My 2012 legislation, Senate Bill 535, requires that 25 percent of the state’s cap-and-trade revenue benefit low-income communities disproportionately impacted by pollution. In 2014-15, $75 million was allocated for installing energy efficient products, reducing utility bills and allowing families to use their precious dollars on other necessities. Tens of millions more was earmarked for affordable housing near public transit to cut carbon emissions.
Beyond improving quality of life, these projects create jobs and stimulate the economy. Last year, 450,000 Californians were employed by more than 2,000 companies that provide energy efficiency or renewable energy goods and services, according to the Advanced Energy Economy Institute. California’s solar industry alone employed 55,000 people, more than the state’s five major utilities combined. These are good-paying jobs, and many do not require a college degree.
This year, Gov. Jerry Brown signed SB 350, my legislation to increase the state’s renewable energy portfolio to 50 percent by 2030. The UC Berkeley Labor Center estimates it will create 429,000 jobs over the next 15 years.

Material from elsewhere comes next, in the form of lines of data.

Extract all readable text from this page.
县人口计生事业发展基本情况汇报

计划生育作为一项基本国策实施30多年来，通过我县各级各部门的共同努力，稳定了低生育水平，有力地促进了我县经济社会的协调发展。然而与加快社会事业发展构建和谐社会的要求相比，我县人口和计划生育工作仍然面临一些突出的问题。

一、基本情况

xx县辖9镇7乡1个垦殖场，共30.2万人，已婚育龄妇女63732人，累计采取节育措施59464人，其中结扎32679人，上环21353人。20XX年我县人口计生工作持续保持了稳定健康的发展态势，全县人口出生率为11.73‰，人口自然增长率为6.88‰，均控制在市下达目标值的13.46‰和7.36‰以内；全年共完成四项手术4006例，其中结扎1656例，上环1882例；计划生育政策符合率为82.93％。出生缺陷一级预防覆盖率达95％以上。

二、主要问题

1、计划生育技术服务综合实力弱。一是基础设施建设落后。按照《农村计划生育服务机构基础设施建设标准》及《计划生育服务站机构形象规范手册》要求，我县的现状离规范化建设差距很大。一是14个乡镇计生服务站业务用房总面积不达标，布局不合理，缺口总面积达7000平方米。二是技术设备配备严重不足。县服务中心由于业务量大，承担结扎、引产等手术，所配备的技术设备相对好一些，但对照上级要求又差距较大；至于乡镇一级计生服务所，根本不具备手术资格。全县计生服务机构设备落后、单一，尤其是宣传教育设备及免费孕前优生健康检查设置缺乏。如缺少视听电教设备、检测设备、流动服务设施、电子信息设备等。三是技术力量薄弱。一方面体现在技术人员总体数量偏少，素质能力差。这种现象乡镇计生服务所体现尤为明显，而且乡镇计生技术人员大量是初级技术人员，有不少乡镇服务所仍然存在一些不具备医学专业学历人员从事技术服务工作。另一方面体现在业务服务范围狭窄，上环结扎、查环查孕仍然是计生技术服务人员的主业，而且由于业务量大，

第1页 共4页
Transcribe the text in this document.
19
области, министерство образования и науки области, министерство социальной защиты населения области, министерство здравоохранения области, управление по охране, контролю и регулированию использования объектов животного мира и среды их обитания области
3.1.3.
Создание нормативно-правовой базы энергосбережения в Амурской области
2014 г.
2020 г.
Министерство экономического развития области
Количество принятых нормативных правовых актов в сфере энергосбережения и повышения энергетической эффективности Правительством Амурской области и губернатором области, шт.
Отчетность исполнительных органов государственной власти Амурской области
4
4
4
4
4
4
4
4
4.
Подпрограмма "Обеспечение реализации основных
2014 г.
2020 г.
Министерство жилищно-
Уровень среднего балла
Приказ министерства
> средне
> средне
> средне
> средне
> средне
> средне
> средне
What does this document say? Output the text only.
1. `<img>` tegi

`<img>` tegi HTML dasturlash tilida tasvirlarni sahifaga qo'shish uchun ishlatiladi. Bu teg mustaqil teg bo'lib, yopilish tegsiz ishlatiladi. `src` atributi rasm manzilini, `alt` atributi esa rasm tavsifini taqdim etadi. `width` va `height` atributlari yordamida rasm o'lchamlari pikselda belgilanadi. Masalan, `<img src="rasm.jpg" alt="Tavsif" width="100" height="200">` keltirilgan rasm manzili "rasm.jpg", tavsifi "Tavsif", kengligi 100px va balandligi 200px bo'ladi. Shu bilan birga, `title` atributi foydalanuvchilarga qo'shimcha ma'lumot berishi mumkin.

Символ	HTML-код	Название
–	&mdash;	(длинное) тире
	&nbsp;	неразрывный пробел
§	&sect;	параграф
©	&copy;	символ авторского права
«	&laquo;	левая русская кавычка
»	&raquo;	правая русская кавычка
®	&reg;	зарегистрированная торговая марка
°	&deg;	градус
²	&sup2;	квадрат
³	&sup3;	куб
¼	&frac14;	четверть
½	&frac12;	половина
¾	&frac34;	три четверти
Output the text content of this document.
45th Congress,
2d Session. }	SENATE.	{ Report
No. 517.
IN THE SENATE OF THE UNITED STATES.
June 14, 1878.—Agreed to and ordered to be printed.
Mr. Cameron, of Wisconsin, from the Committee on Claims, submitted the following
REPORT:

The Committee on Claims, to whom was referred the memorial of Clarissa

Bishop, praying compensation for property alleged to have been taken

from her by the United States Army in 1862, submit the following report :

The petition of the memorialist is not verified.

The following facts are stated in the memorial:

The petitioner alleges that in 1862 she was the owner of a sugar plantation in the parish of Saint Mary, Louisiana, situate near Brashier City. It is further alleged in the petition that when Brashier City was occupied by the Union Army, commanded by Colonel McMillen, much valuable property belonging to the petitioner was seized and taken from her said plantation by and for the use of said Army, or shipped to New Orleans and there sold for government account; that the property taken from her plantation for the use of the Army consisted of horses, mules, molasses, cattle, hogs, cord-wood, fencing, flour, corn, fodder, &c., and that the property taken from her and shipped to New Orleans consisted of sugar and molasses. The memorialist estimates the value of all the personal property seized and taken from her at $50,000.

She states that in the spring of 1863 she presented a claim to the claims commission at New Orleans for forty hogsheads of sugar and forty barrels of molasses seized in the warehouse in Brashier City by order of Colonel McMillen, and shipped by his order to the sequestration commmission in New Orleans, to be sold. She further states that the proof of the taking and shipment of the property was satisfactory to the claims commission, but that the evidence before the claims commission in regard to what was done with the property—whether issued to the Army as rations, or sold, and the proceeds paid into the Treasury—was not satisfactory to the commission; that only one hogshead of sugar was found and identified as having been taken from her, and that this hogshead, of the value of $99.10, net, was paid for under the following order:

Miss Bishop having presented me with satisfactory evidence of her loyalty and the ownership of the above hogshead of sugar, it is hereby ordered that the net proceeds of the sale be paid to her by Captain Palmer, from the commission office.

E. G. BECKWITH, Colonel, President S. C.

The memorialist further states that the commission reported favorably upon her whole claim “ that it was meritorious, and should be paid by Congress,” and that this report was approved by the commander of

Senate Democrats plan to increase our clean energy investment in underserved communities in the Central Valley, Inland Empire and elsewhere with hundreds of millions more in cap-and-trade dollars. Next month, as I join the governor at the climate summit in Paris to showcase California’s successes in reducing carbon emissions, I will continue to tout climate leadership as an engine of broadly shared economic prosperity.